Job gekündigt, Expeditionsmobil gebaut, losgefahren: drei Jahre lang fuhr ein Ehepaar in ihrem Toyota Land Cruiser HZJ 79 von Mexiko nach Feuerland. Jetzt erzählen Sie ihre Geschichte.

Südamerika-Reise Vierkotten Toyota Land Cruiser Expedition
Foto: Petra und Klaus Vierkotten

15.288 Kilometer Luftlinie trennen die Prudhoe Bay in Alaska von Ushuaia in Feuerland. Verbunden werden sie von der rund 25.000 Kilometer langen Panamericana. Während diese Straße heutzutage in weiten Teilen asphaltiert ist, suchen Petra und Klaus Vierkotten gezielt die Pisten abseits der Hauptstraße. Nach fast 25 Jahren Berufsleben kündigen sie ihren Job, lösen die Wohnungseinrichtung auf und starten 2010 mit einem Allrad-Wohnmobil zu einer Abenteuertour entlang der Panamericana von Mexiko nach Feuerland. Eine echte, 100.000 Kilometer lange und drei Jahre dauernde Herausforderung für Auto, Material und Insassen, immer auf Tuchfühlung mit dem Leben und Treiben neben den Straßen.

Unsere Highlights

Als Gelände-Greenhorns aufgebrochen

Über die vom Regen ausgewaschene Piste führt der Weg über das blanke Felsgestein. Schon der erste Anstieg ist so steil, dass der Motor im ersten Gang keine Kraft mehr hat weiterzufahren. Nur im Untersetzungsgetriebe schiebt sich das 3,5 Tonnen schwere Fahrzeug nach oben. Es existieren weder Leitplanken noch Bordsteine. Fahrfehler werden hier nicht verziehen. Nichts kann den freien Fall in die Tiefe aufhalten. Bei diesem Weg von nur drei Metern Breite schießt das Adrenalin durch den Körper.

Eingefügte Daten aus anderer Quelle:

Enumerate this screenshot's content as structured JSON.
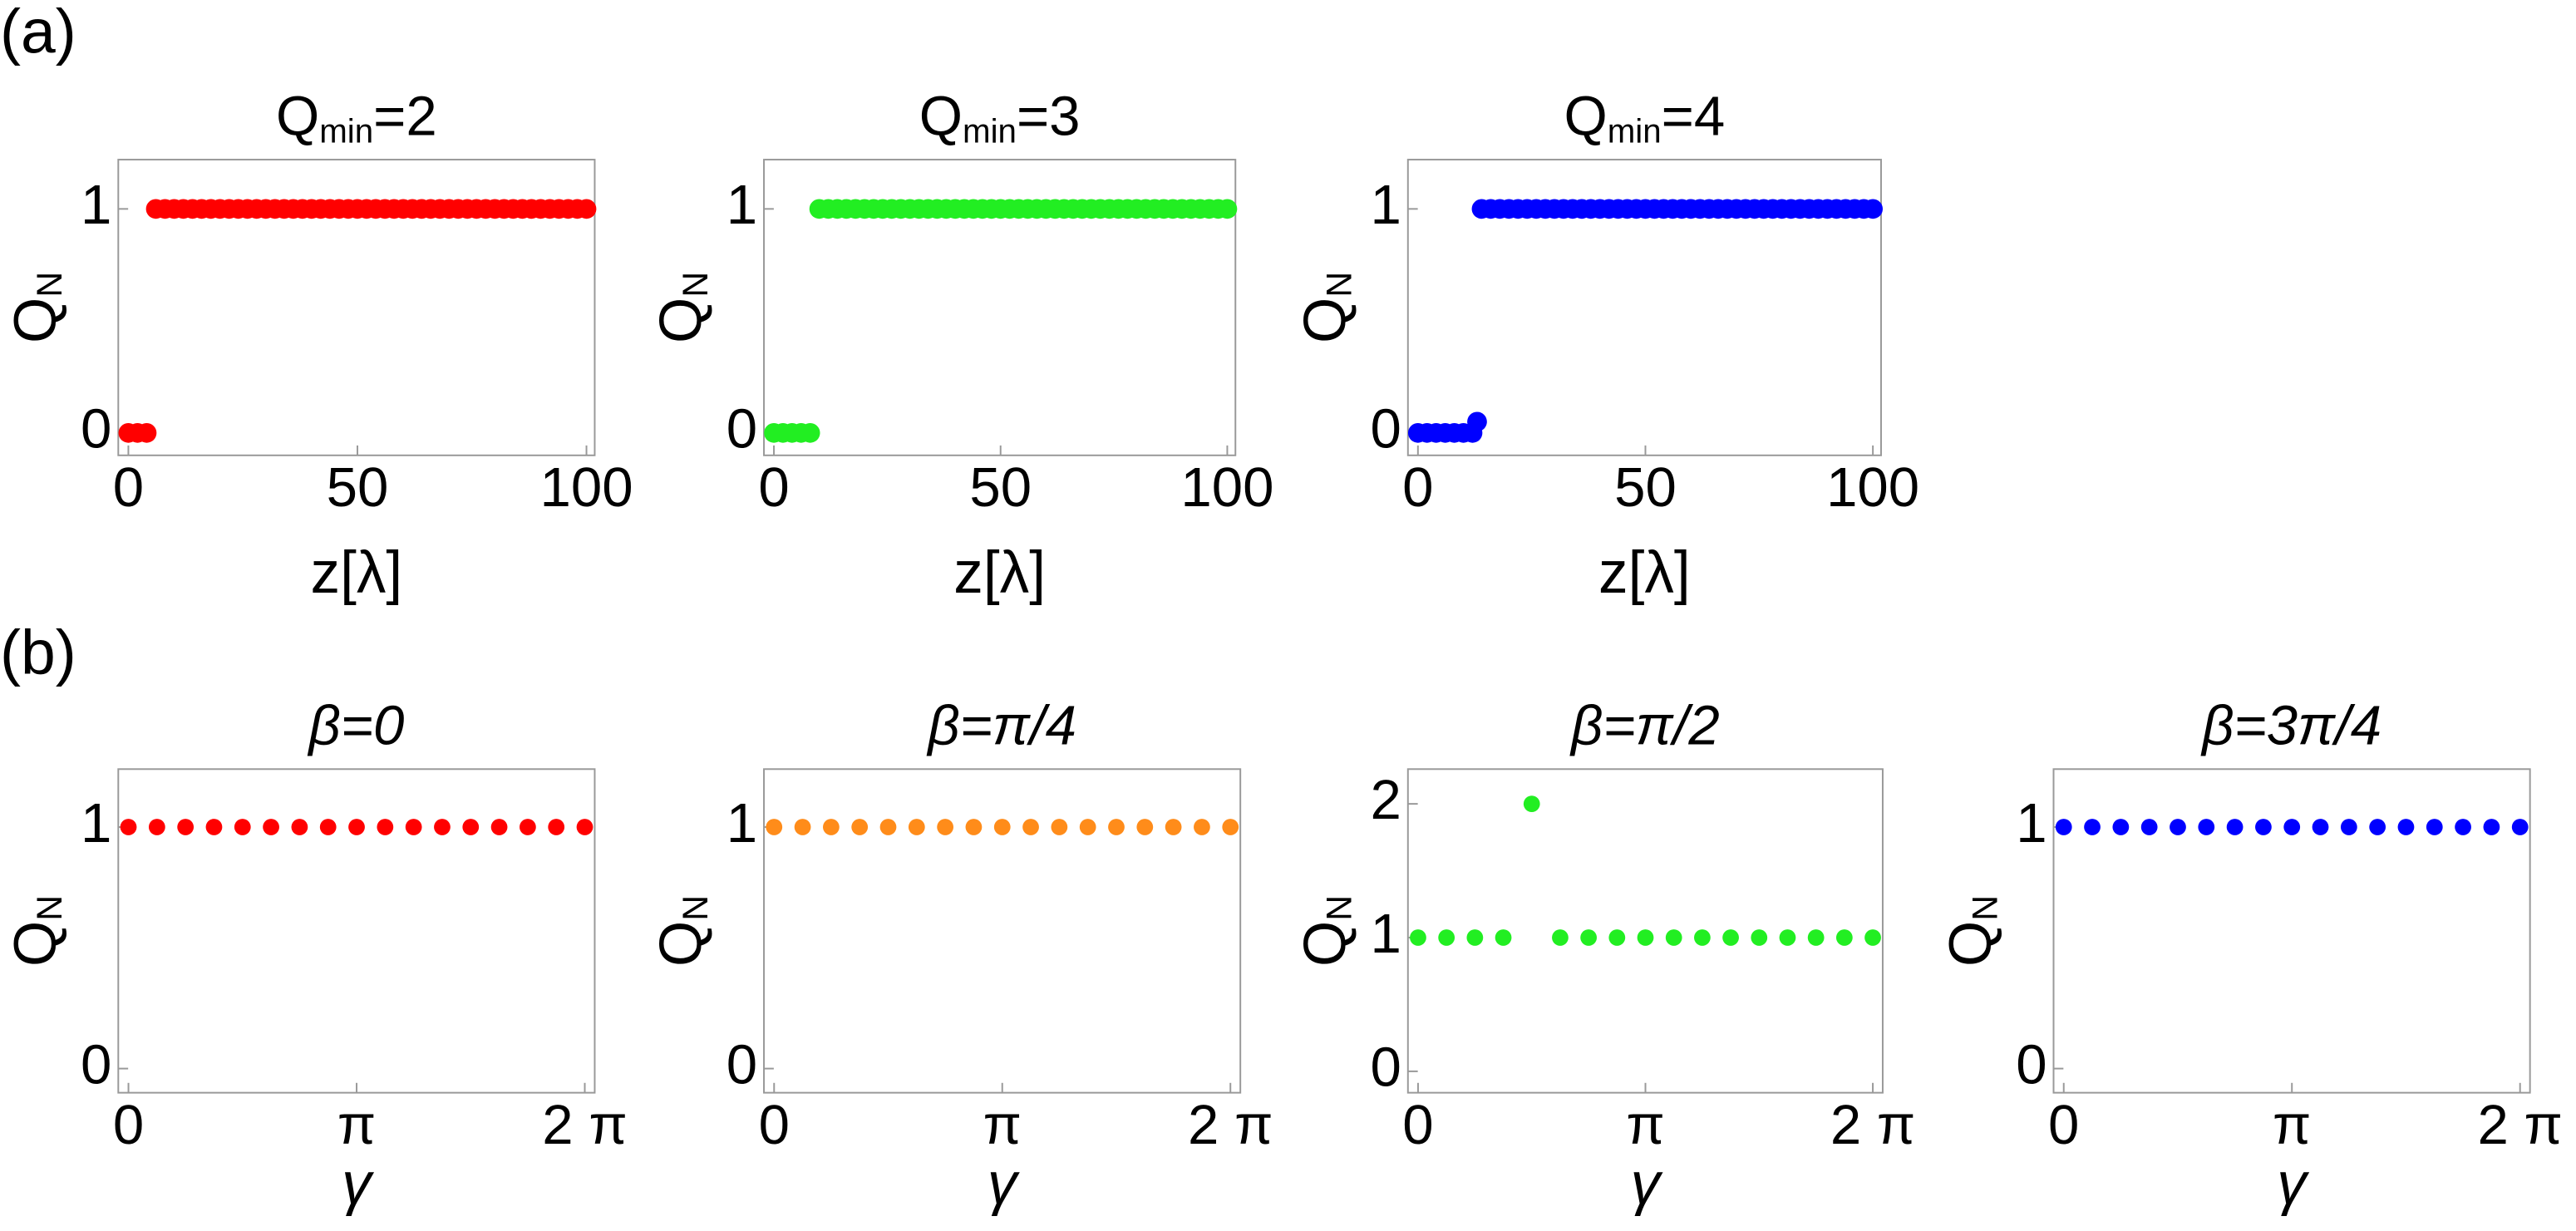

Der Toyota Land Cruiser mit der Wohnkabine schwankt bei jedem Stein und jedem Schlagloch bedrohlich von rechts nach links. Doch zum Glück bleibt die Katastrophe auch diesmal aus. Stattdessen schieben sich die Auto und Reisende am Pass der Punta Olímpica in Peru über 4890 Höhenmeter, ein weiterer Rekord bei ihrer Andenüberquerung. Schon kurze Zeit später erreichen sie in Bolivien ihren ersten 5000er.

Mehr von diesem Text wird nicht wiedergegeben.